Le plan pluriannuel de travaux, un outil à utiliser

L’objectif de ce PPT est de lister les travaux nécessaires à la sauvegarde de l’immeuble, d’en hiérarchiser les importances, d’en estimer les coûts et de proposer un échéancier pour les mener à bien, sur une durée de dix ans. Obligatoire depuis le 1er janvier 2023 pour les copropriétés de plus de 200 lots, il le sera, à compter du 1er janvier 2024, pour celles de 51 à 200 lots et, enfin, à partir du 1er janvier 2025, pour toutes. « D’après les premières remontées dont on dispose, on note assez peu de refus de procéder à ces PPT dans les assemblées générales de copropriété », note Sébastien Catté-Wagner. Il faut dire que l’outil est très utile. « Cela vous donne très clairement une feuille de route à suivre, sur dix ans, et permet donc d’anticiper et de se préparer aux investissements à venir. C’est très bénéfique en termes de prévention », précise l’expert.

Reste la question du coût, évidemment. Établi par un bureau d’études agréé, un thermicien ou encore un diagnostiqueur immobilier, ce PPT coûtera « autour de 150 à 200 euros par lot hors taxes, et 10% à 20% plus cher environ en Île-de-France », précise Sébastien Catté-Wagner. Couplé au diagnostic technique global (DTG) de la copropriété qui, lui, dresse un état des lieux de l’état de l’immeuble et de ses besoins de travaux, en axant fortement son bilan sur la performance énergétique, cela donne une vision très claire des besoins. Et, donc, des mesures à prendre pour y remédier.
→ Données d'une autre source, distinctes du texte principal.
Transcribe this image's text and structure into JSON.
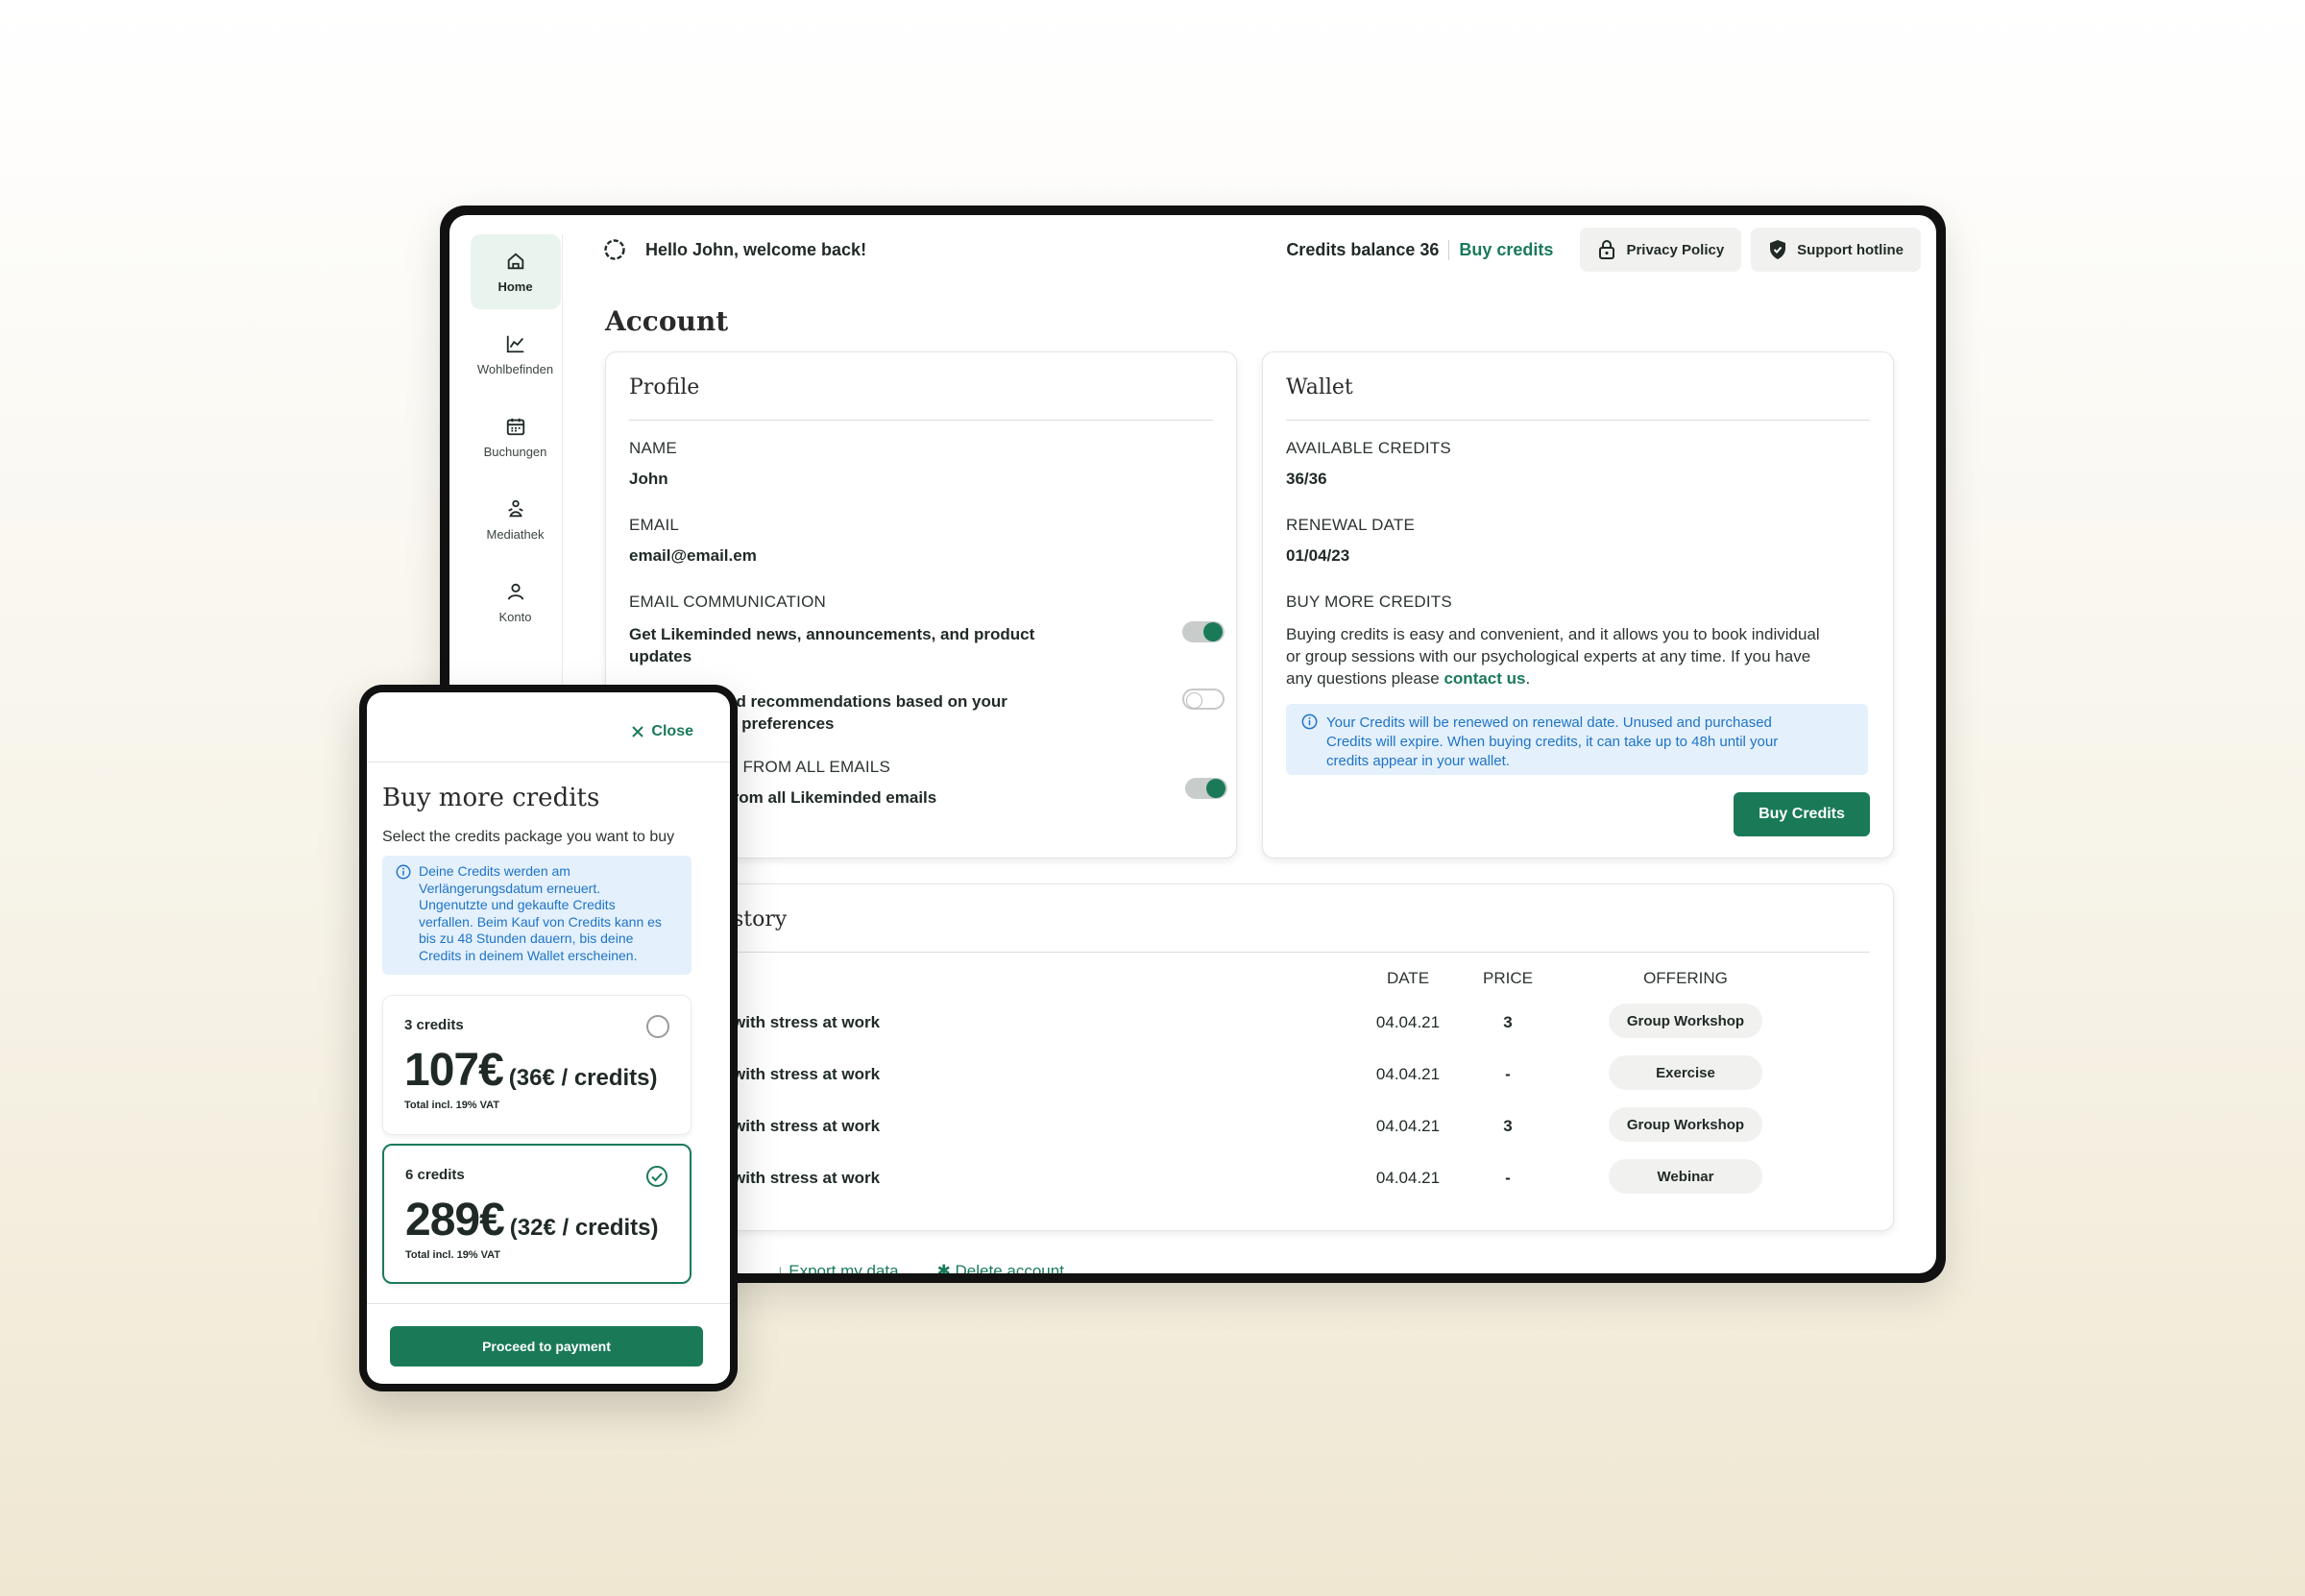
{
  "sidebar": {
    "items": [
      {
        "label": "Home",
        "icon": "home-icon",
        "active": true
      },
      {
        "label": "Wohlbefinden",
        "icon": "chart-line-icon"
      },
      {
        "label": "Buchungen",
        "icon": "calendar-icon"
      },
      {
        "label": "Mediathek",
        "icon": "meditation-icon"
      },
      {
        "label": "Konto",
        "icon": "user-icon"
      }
    ]
  },
  "topbar": {
    "welcome": "Hello John, welcome back!",
    "balance": "Credits balance 36",
    "buy_link": "Buy credits",
    "privacy": "Privacy Policy",
    "support": "Support hotline"
  },
  "page": {
    "title": "Account"
  },
  "profile": {
    "title": "Profile",
    "name_label": "NAME",
    "name_value": "John",
    "email_label": "EMAIL",
    "email_value": "email@email.em",
    "comm_label": "EMAIL COMMUNICATION",
    "opt1_l1": "Get Likeminded news, announcements, and product",
    "opt1_l2": "updates",
    "opt1_on": true,
    "opt2_l1": "ed recommendations based on your",
    "opt2_l2": "d preferences",
    "opt2_on": false,
    "unsub_label": "E FROM ALL EMAILS",
    "unsub_text": "from all Likeminded emails",
    "unsub_on": true
  },
  "wallet": {
    "title": "Wallet",
    "avail_label": "AVAILABLE CREDITS",
    "avail_value": "36/36",
    "renew_label": "RENEWAL DATE",
    "renew_value": "01/04/23",
    "buy_label": "BUY MORE CREDITS",
    "buy_text_1": "Buying credits is easy and convenient, and it allows you to book individual",
    "buy_text_2": "or group sessions with our psychological experts at any time. If you have",
    "buy_text_3": "any questions please",
    "contact_link": "contact us",
    "buy_text_end": ".",
    "info_1": "Your Credits will be renewed on renewal date. Unused and purchased",
    "info_2": "Credits will expire. When buying credits, it can take up to 48h until your",
    "info_3": "credits appear in your wallet.",
    "button": "Buy Credits"
  },
  "history": {
    "title": "story",
    "headers": {
      "date": "DATE",
      "price": "PRICE",
      "offering": "OFFERING"
    },
    "rows": [
      {
        "name": "with stress at work",
        "date": "04.04.21",
        "price": "3",
        "offering": "Group Workshop"
      },
      {
        "name": "with stress at work",
        "date": "04.04.21",
        "price": "-",
        "offering": "Exercise"
      },
      {
        "name": "with stress at work",
        "date": "04.04.21",
        "price": "3",
        "offering": "Group Workshop"
      },
      {
        "name": "with stress at work",
        "date": "04.04.21",
        "price": "-",
        "offering": "Webinar"
      }
    ]
  },
  "footer": {
    "export": "Export my data",
    "delete": "Delete account"
  },
  "modal": {
    "close": "Close",
    "title": "Buy more credits",
    "subtitle": "Select the credits package you want to buy",
    "info_1": "Deine Credits werden am",
    "info_2": "Verlängerungsdatum erneuert.",
    "info_3": "Ungenutzte und gekaufte Credits",
    "info_4": "verfallen. Beim Kauf von Credits kann es",
    "info_5": "bis zu 48 Stunden dauern, bis deine",
    "info_6": "Credits in deinem Wallet erscheinen.",
    "packages": [
      {
        "name": "3 credits",
        "price": "107€",
        "per": "(36€ / credits)",
        "vat": "Total incl. 19% VAT",
        "selected": false
      },
      {
        "name": "6 credits",
        "price": "289€",
        "per": "(32€ / credits)",
        "vat": "Total incl. 19% VAT",
        "selected": true
      }
    ],
    "proceed": "Proceed to payment"
  },
  "colors": {
    "accent": "#1a7a58",
    "info_bg": "#e4f0fb",
    "info_text": "#1e74c8"
  }
}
L’enjeu reste de convaincre les copropriétaires, qui n’ont pas tous le même niveau d’implication dans la copropriété. C’est alors tout un travail de pédagogie qui doit se mettre en place et, pour y parvenir, les syndics de copropriétés, tout comme France Rénov’, le service public de la rénovation de l’habitat, doivent chacun encore monter en puissance. « Ma Prime Rénov’ existe aussi pour les copropriétés, et il ne faut surtout pas hésiter à se tourner vers les espaces conseils France Rénov’, qui peuvent accompagner tous les projets et aider aux financements », explique l’expert de l’Anah, qui préconise plutôt d’entreprendre des rénovations globales, plutôt que ponctuelles. D’ailleurs, les travaux, pour pouvoir être financés par Ma Prime Rénov’ Copropriétés, doivent obligatoirement engendrer des économies d’énergie supérieures ou égales à 35%.